Hi @guillaumeeb, Thanks for your reply! My json file is a list of dictionarys and each dictionary is a profile of a material structure with the same keywords. I think the structure is very similar to the example available here: Dask Bags — Dask Examples documentation, but with much larger size. Below is a simple illustration of the data format.

Example:
josn file before saved: [{struct_1}, {struct_2}, {struct_3}, …]

Each dictionary:
{“structure name”: “string”,
“structure_id”: “string”,
“space_group”: “string”
“peaks”: [a list of float numbers],
“intensities”: [a list of float numbers]
}

I tried to set blocksize to 2**28, but it seems make no difference.

The question is: Has your file only one line? or is there a Dict per line?

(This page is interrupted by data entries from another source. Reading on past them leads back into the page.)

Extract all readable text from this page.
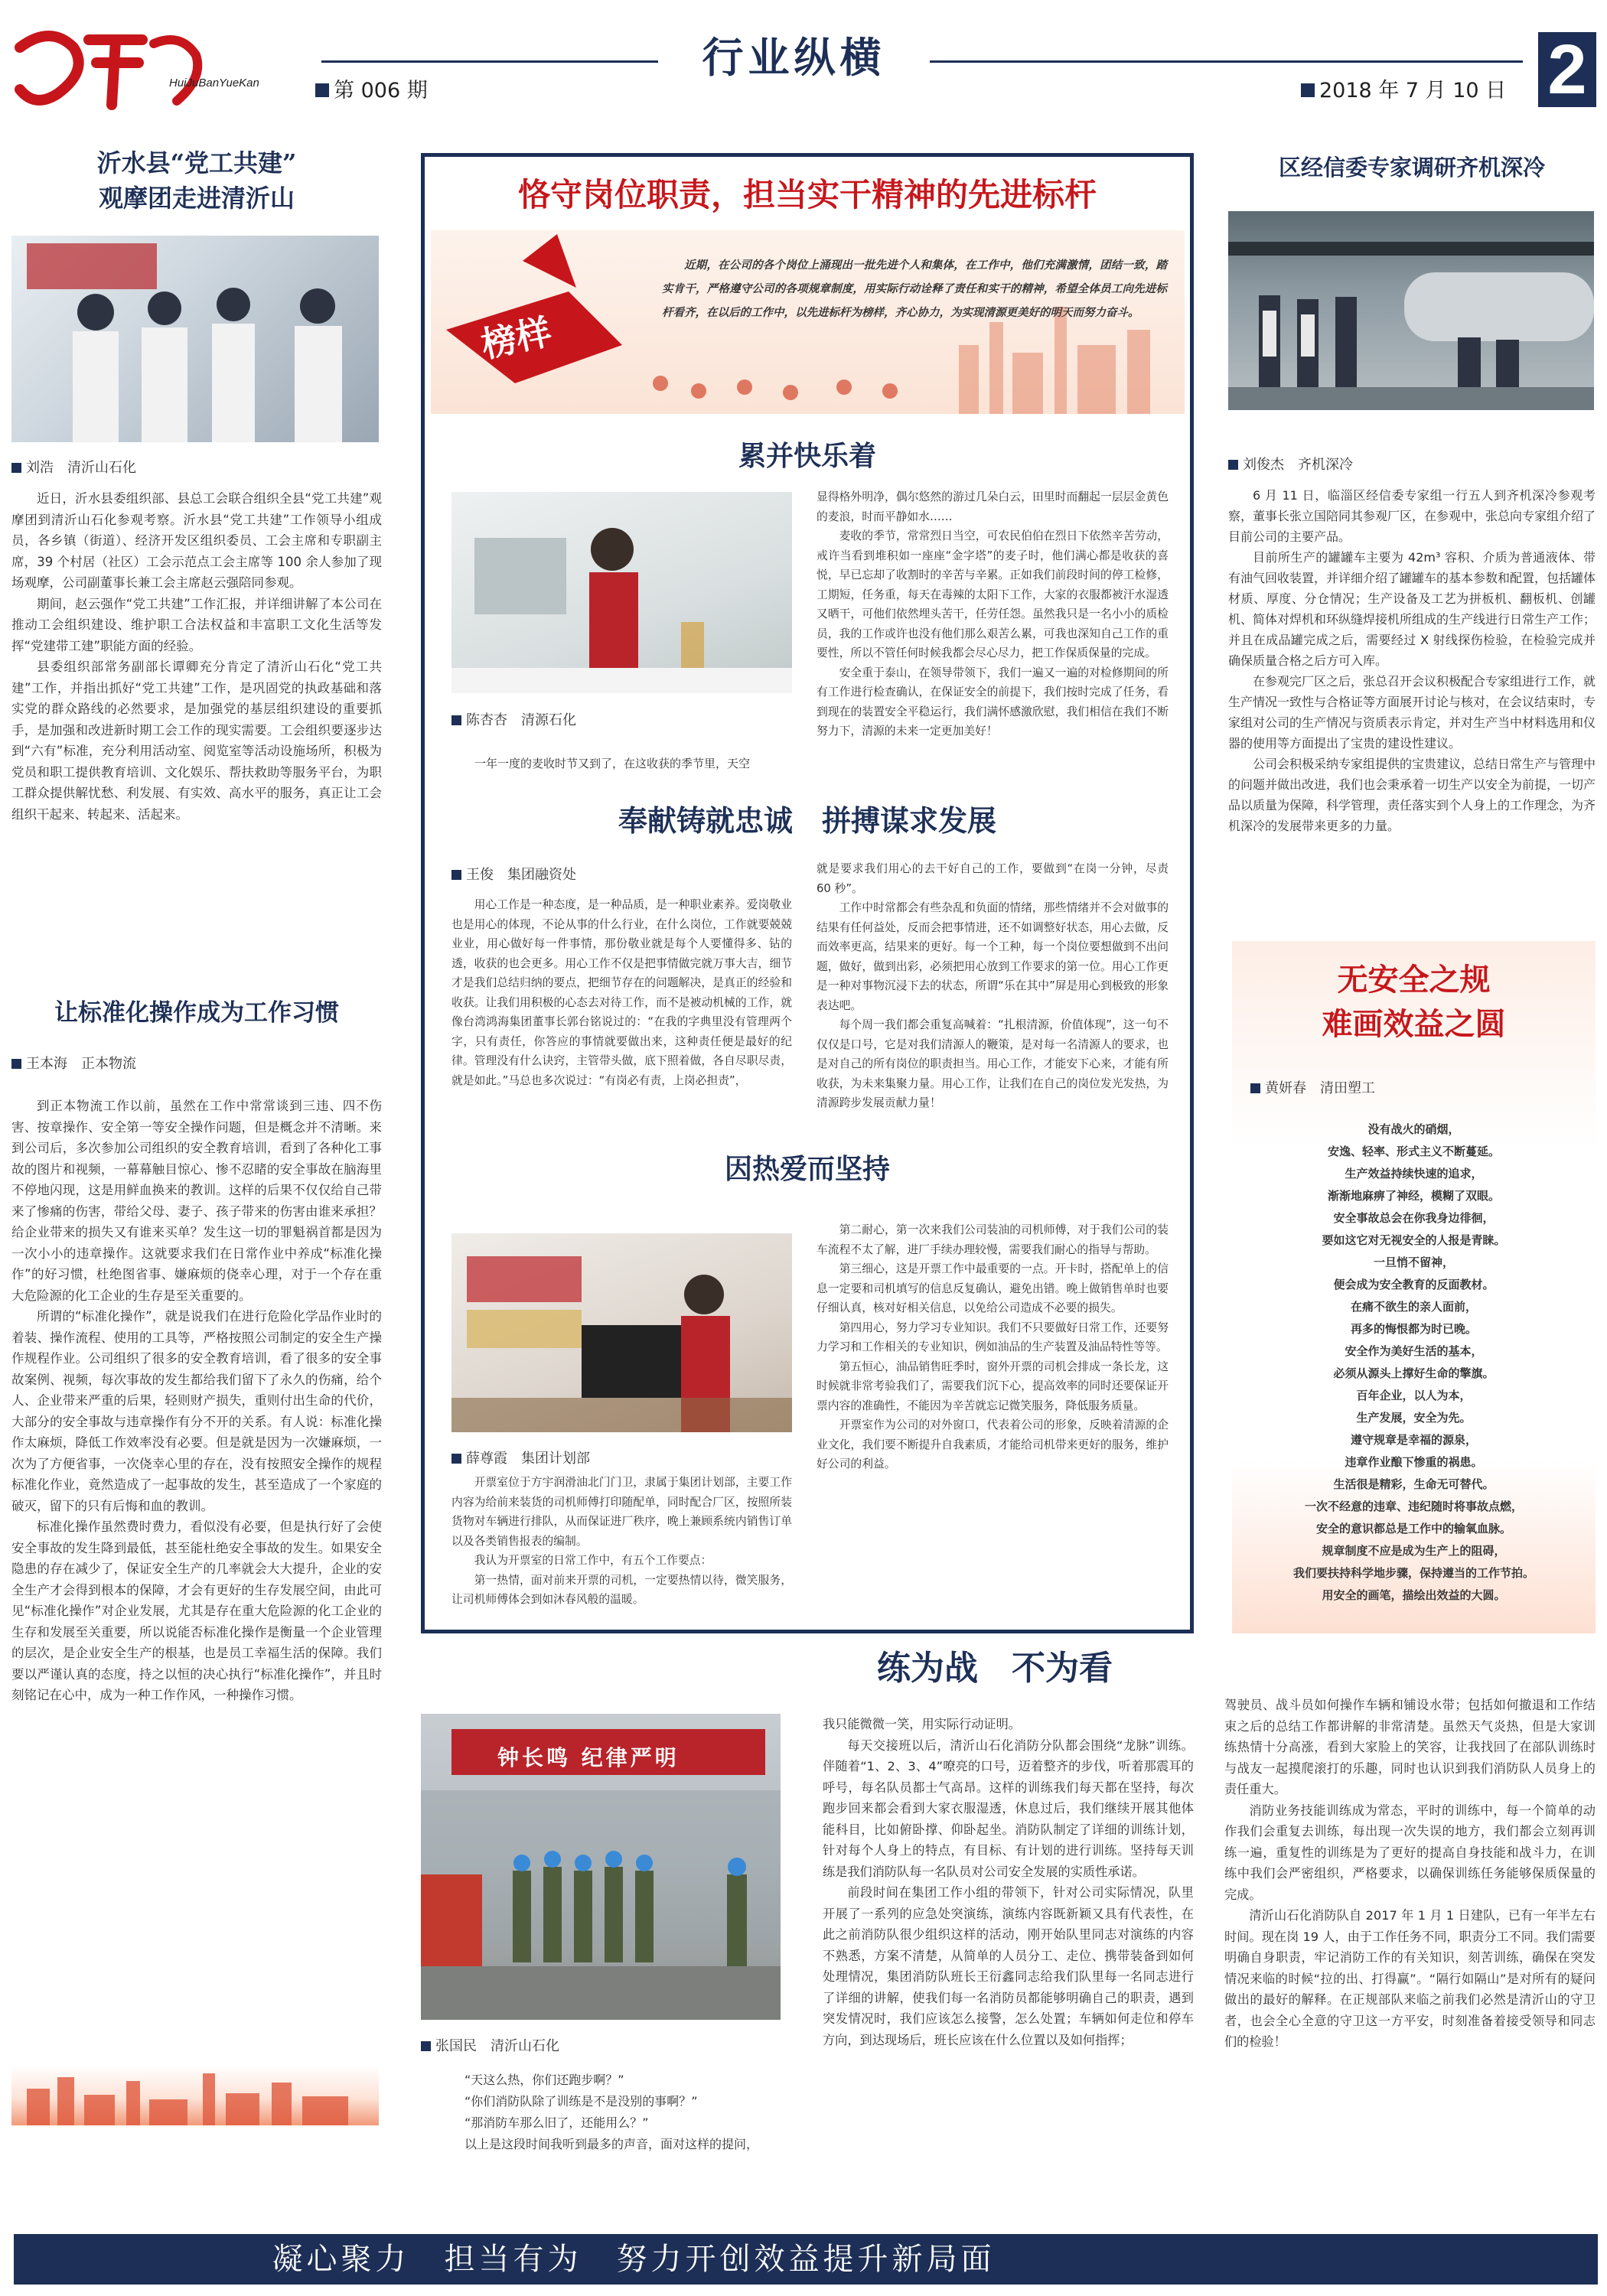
HuiJuBanYueKan
行业纵横
第 006 期	2018 年 7 月 10 日 2
沂水县“党工共建”
观摩团走进清沂山
刘浩　清沂山石化

近日，沂水县委组织部、县总工会联合组织全县“党工共建”观摩团到清沂山石化参观考察。沂水县“党工共建”工作领导小组成员，各乡镇（街道）、经济开发区组织委员、工会主席和专职副主席，39 个村居（社区）工会示范点工会主席等 100 余人参加了现场观摩，公司副董事长兼工会主席赵云强陪同参观。

期间，赵云强作“党工共建”工作汇报，并详细讲解了本公司在推动工会组织建设、维护职工合法权益和丰富职工文化生活等发挥“党建带工建”职能方面的经验。

县委组织部常务副部长谭卿充分肯定了清沂山石化“党工共建”工作，并指出抓好“党工共建”工作，是巩固党的执政基础和落实党的群众路线的必然要求，是加强党的基层组织建设的重要抓手，是加强和改进新时期工会工作的现实需要。工会组织要逐步达到“六有”标准，充分利用活动室、阅览室等活动设施场所，积极为党员和职工提供教育培训、文化娱乐、帮扶救助等服务平台，为职工群众提供解忧愁、利发展、有实效、高水平的服务，真正让工会组织干起来、转起来、活起来。

让标准化操作成为工作习惯
王本海　正本物流

到正本物流工作以前，虽然在工作中常常谈到三违、四不伤害、按章操作、安全第一等安全操作问题，但是概念并不清晰。来到公司后，多次参加公司组织的安全教育培训，看到了各种化工事故的图片和视频，一幕幕触目惊心、惨不忍睹的安全事故在脑海里不停地闪现，这是用鲜血换来的教训。这样的后果不仅仅给自己带来了惨痛的伤害，带给父母、妻子、孩子带来的伤害由谁来承担？给企业带来的损失又有谁来买单？发生这一切的罪魁祸首都是因为一次小小的违章操作。这就要求我们在日常作业中养成“标准化操作”的好习惯，杜绝图省事、嫌麻烦的侥幸心理，对于一个存在重大危险源的化工企业的生存是至关重要的。

所谓的“标准化操作”，就是说我们在进行危险化学品作业时的着装、操作流程、使用的工具等，严格按照公司制定的安全生产操作规程作业。公司组织了很多的安全教育培训，看了很多的安全事故案例、视频，每次事故的发生都给我们留下了永久的伤痛，给个人、企业带来严重的后果，轻则财产损失，重则付出生命的代价，大部分的安全事故与违章操作有分不开的关系。有人说：标准化操作太麻烦，降低工作效率没有必要。但是就是因为一次嫌麻烦，一次为了方便省事，一次侥幸心里的存在，没有按照安全操作的规程标准化作业，竟然造成了一起事故的发生，甚至造成了一个家庭的破灭，留下的只有后悔和血的教训。

标准化操作虽然费时费力，看似没有必要，但是执行好了会使安全事故的发生降到最低，甚至能杜绝安全事故的发生。如果安全隐患的存在减少了，保证安全生产的几率就会大大提升，企业的安全生产才会得到根本的保障，才会有更好的生存发展空间，由此可见“标准化操作”对企业发展，尤其是存在重大危险源的化工企业的生存和发展至关重要，所以说能否标准化操作是衡量一个企业管理的层次，是企业安全生产的根基，也是员工幸福生活的保障。我们要以严谨认真的态度，持之以恒的决心执行“标准化操作”，并且时刻铭记在心中，成为一种工作作风，一种操作习惯。

恪守岗位职责，担当实干精神的先进标杆
榜样
近期，在公司的各个岗位上涌现出一批先进个人和集体，在工作中，他们充满激情，团结一致，踏实肯干，严格遵守公司的各项规章制度，用实际行动诠释了责任和实干的精神，希望全体员工向先进标杆看齐，在以后的工作中，以先进标杆为榜样，齐心协力，为实现清源更美好的明天而努力奋斗。
累并快乐着
陈杏杏　清源石化
一年一度的麦收时节又到了，在这收获的季节里，天空

显得格外明净，偶尔悠然的游过几朵白云，田里时而翻起一层层金黄色的麦浪，时而平静如水……

麦收的季节，常常烈日当空，可农民伯伯在烈日下依然辛苦劳动，戒许当看到堆积如一座座“金字塔”的麦子时，他们满心都是收获的喜悦，早已忘却了收割时的辛苦与辛累。正如我们前段时间的停工检修，工期短，任务重，每天在毒辣的太阳下工作，大家的衣服都被汗水湿透又晒干，可他们依然埋头苦干，任劳任怨。虽然我只是一名小小的质检员，我的工作或许也没有他们那么艰苦么累，可我也深知自己工作的重要性，所以不管任何时候我都会尽心尽力，把工作保质保量的完成。

安全重于泰山，在领导带领下，我们一遍又一遍的对检修期间的所有工作进行检查确认，在保证安全的前提下，我们按时完成了任务，看到现在的装置安全平稳运行，我们满怀感激欣慰，我们相信在我们不断努力下，清源的未来一定更加美好！

奉献铸就忠诚　拼搏谋求发展
王俊　集团融资处

用心工作是一种态度，是一种品质，是一种职业素养。爱岗敬业也是用心的体现，不论从事的什么行业，在什么岗位，工作就要兢兢业业，用心做好每一件事情，那份敬业就是每个人要懂得多、钻的透，收获的也会更多。用心工作不仅是把事情做完就万事大吉，细节才是我们总结归纳的要点，把细节存在的问题解决，是真正的经验和收获。让我们用积极的心态去对待工作，而不是被动机械的工作，就像台湾鸿海集团董事长郭台铭说过的：“在我的字典里没有管理两个字，只有责任，你答应的事情就要做出来，这种责任便是最好的纪律。管理没有什么诀窍，主管带头做，底下照着做，各自尽职尽责，就是如此。”马总也多次说过：“有岗必有责，上岗必担责”，

就是要求我们用心的去干好自己的工作，要做到“在岗一分钟，尽责 60 秒”。

工作中时常都会有些杂乱和负面的情绪，那些情绪并不会对做事的结果有任何益处，反而会把事情进，还不如调整好状态，用心去做，反而效率更高，结果来的更好。每一个工种，每一个岗位要想做到不出问题，做好，做到出彩，必须把用心放到工作要求的第一位。用心工作更是一种对事物沉浸下去的状态，所谓“乐在其中”屏是用心到极致的形象表达吧。

每个周一我们都会重复高喊着：“扎根清源，价值体现”，这一句不仅仅是口号，它是对我们清源人的鞭策，是对每一名清源人的要求，也是对自己的所有岗位的职责担当。用心工作，才能安下心来，才能有所收获，为未来集聚力量。用心工作，让我们在自己的岗位发光发热，为清源跨步发展贡献力量！

因热爱而坚持
薛尊霞　集团计划部

开票室位于方宇润滑油北门门卫，隶属于集团计划部，主要工作内容为给前来装货的司机师傅打印随配单，同时配合厂区，按照所装货物对车辆进行排队，从而保证进厂秩序，晚上兼顾系统内销售订单以及各类销售报表的编制。

我认为开票室的日常工作中，有五个工作要点：

第一热情，面对前来开票的司机，一定要热情以待，微笑服务，让司机师傅体会到如沐春风般的温暖。

第二耐心，第一次来我们公司装油的司机师傅，对于我们公司的装车流程不太了解，进厂手续办理较慢，需要我们耐心的指导与帮助。

第三细心，这是开票工作中最重要的一点。开卡时，搭配单上的信息一定要和司机填写的信息反复确认，避免出错。晚上做销售单时也要仔细认真，核对好相关信息，以免给公司造成不必要的损失。

第四用心，努力学习专业知识。我们不只要做好日常工作，还要努力学习和工作相关的专业知识，例如油品的生产装置及油品特性等等。

第五恒心，油品销售旺季时，窗外开票的司机会排成一条长龙，这时候就非常考验我们了，需要我们沉下心，提高效率的同时还要保证开票内容的准确性，不能因为辛苦就忘记微笑服务，降低服务质量。

开票室作为公司的对外窗口，代表着公司的形象，反映着清源的企业文化，我们要不断提升自我素质，才能给司机带来更好的服务，维护好公司的利益。

区经信委专家调研齐机深冷
刘俊杰　齐机深冷

6 月 11 日，临淄区经信委专家组一行五人到齐机深冷参观考察，董事长张立国陪同其参观厂区，在参观中，张总向专家组介绍了目前公司的主要产品。

目前所生产的罐罐车主要为 42m³ 容积、介质为普通液体、带有油气回收装置，并详细介绍了罐罐车的基本参数和配置，包括罐体材质、厚度、分仓情况；生产设备及工艺为拼板机、翻板机、创罐机、简体对焊机和环纵缝焊接机所组成的生产线进行日常生产工作；并且在成品罐完成之后，需要经过 X 射线探伤检验，在检验完成并确保质量合格之后方可入库。

在参观完厂区之后，张总召开会议积极配合专家组进行工作，就生产情况一致性与合格证等方面展开讨论与核对，在会议结束时，专家组对公司的生产情况与资质表示肯定，并对生产当中材料选用和仪器的使用等方面提出了宝贵的建设性建议。

公司会积极采纳专家组提供的宝贵建议，总结日常生产与管理中的问题并做出改进，我们也会秉承着一切生产以安全为前提，一切产品以质量为保障，科学管理，责任落实到个人身上的工作理念，为齐机深冷的发展带来更多的力量。

无安全之规
难画效益之圆
黄妍春　清田塑工
没有战火的硝烟，
安逸、轻率、形式主义不断蔓延。
生产效益持续快速的追求，
渐渐地麻痹了神经，模糊了双眼。
安全事故总会在你我身边徘徊，
要如这它对无视安全的人报是青睐。
一旦悄不留神，
便会成为安全教育的反面教材。
在痛不欲生的亲人面前，
再多的悔恨都为时已晚。
安全作为美好生活的基本，
必须从源头上撑好生命的擎旗。
百年企业，以人为本，
生产发展，安全为先。
遵守规章是幸福的源泉，
违章作业酿下惨重的祸患。
生活很是精彩，生命无可替代。
一次不经意的违章、违纪随时将事故点燃，
安全的意识都总是工作中的输氧血脉。
规章制度不应是成为生产上的阻碍，
我们要扶持科学地步骤，保持遵当的工作节拍。
用安全的画笔，描绘出效益的大圆。
练为战　不为看
钟长鸣 纪律严明
张国民　清沂山石化

“天这么热，你们还跑步啊？”

“你们消防队除了训练是不是没别的事啊？”

“那消防车那么旧了，还能用么？”

以上是这段时间我听到最多的声音，面对这样的提问，

我只能微微一笑，用实际行动证明。

每天交接班以后，清沂山石化消防分队都会围绕“龙脉”训练。伴随着“1、2、3、4”嘹亮的口号，迈着整齐的步伐，听着那震耳的呼号，每名队员都士气高昂。这样的训练我们每天都在坚持，每次跑步回来都会看到大家衣服湿透，休息过后，我们继续开展其他体能科目，比如俯卧撑、仰卧起坐。消防队制定了详细的训练计划，针对每个人身上的特点，有目标、有计划的进行训练。坚持每天训练是我们消防队每一名队员对公司安全发展的实质性承诺。

前段时间在集团工作小组的带领下，针对公司实际情况，队里开展了一系列的应急处突演练，演练内容既新颖又具有代表性，在此之前消防队很少组织这样的活动，刚开始队里同志对演练的内容不熟悉，方案不清楚，从简单的人员分工、走位、携带装备到如何处理情况，集团消防队班长王衍鑫同志给我们队里每一名同志进行了详细的讲解，使我们每一名消防员都能够明确自己的职责，遇到突发情况时，我们应该怎么接警，怎么处置；车辆如何走位和停车方向，到达现场后，班长应该在什么位置以及如何指挥；

驾驶员、战斗员如何操作车辆和铺设水带；包括如何撤退和工作结束之后的总结工作都讲解的非常清楚。虽然天气炎热，但是大家训练热情十分高涨，看到大家脸上的笑容，让我找回了在部队训练时与战友一起摸爬滚打的乐趣，同时也认识到我们消防队人员身上的责任重大。

消防业务技能训练成为常态，平时的训练中，每一个简单的动作我们会重复去训练，每出现一次失误的地方，我们都会立刻再训练一遍，重复性的训练是为了更好的提高自身技能和战斗力，在训练中我们会严密组织，严格要求，以确保训练任务能够保质保量的完成。

清沂山石化消防队自 2017 年 1 月 1 日建队，已有一年半左右时间。现在岗 19 人，由于工作任务不同，职责分工不同。我们需要明确自身职责，牢记消防工作的有关知识，刻苦训练，确保在突发情况来临的时候“拉的出、打得赢”。“隔行如隔山”是对所有的疑问做出的最好的解释。在正规部队来临之前我们必然是清沂山的守卫者，也会全心全意的守卫这一方平安，时刻准备着接受领导和同志们的检验！

凝心聚力　担当有为　努力开创效益提升新局面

Looks like the file is only one line.

Sorry, I think didn’t load my data in a correct way now I’m not sure how to answer this question. Here is my code and output:

import dask.bag as db
import json

b = db.read_text("test_data.json").map(json.loads)
b.take(1)

([{‘peak_position’: [1.093, 1.44, 1.642, 1.786, 1.898, 1.989],
‘intensity’: [100.0,
98.25460278228483,
42.91088528032965,
23.72132133082235,
74.61009853261571,
61.12144575420072],
‘d_hkls’: [2.106,
1.4891668811788688,
1.2158996669133517,
1.053,
0.9418318321229112,
0.8597708997168954]},
{‘peak_position’: [1.09, 1.437, 1.639, 1.783, 1.895, 1.986],
‘intensity’: [100.0,
98.26514882265482,
42.92003498059408,
23.728848991358397,
74.64138270682857,
61.15315087770432],
‘d_hkls’: [2.1125,
1.4937630752565816,
1.2196524436630845,
1.05625,
0.9447387204936611,
0.8624245136049107]},
{‘peak_position’: [1.086, 1.433, 1.635, 1.779, 1.891, 1.982],
‘intensity’: [100.0,
98.27879721598336,
42.93187854236903,
23.73859497503004,
74.68189512400386,
61.194218469903554],
‘d_hkls’: [2.1209999999999996,
1.4997734828966671,
1.2245599209511961,
1.0604999999999998,
0.9485400360554106,
0.8658946240738535]},
{‘peak_position’: [1.082, 1.429, 1.631, 1.775, 1.887, 1.978],
‘intensity’: [100.0,
98.29228631329433,
42.943586388365965,
23.74823151758385,
74.72196269895193,
61.23484623406181],
‘d_hkls’: [2.1295,
1.505783890536753,
1.229467398239308,
1.06475,
0.9523413516171605,
0.8693647345427964]},
{‘peak_position’: [1.078, 1.424, 1.627, 1.771, 1.882, 1.973],
‘intensity’: [100.0,
98.30717686318627,
42.956513521321746,
23.758874213606628,
74.76622534708027,
61.27974050454893],
‘d_hkls’: [2.139,
1.512501404958025,
1.2349522257966092,
1.0695,
0.95658988077441,
0.873243093302203]}],)

I was hoping to get one dictionary, but I got all 5.

Dask Dataframe’s read_json has a blocksize keyword argument that is intended for exactly this situation. However it relies on newline characters in your file, so if everything is on one line you may need to preprocess your file to add them.

For example you could use a tool like sed to stream through the file and replace all instances of }, with },\n.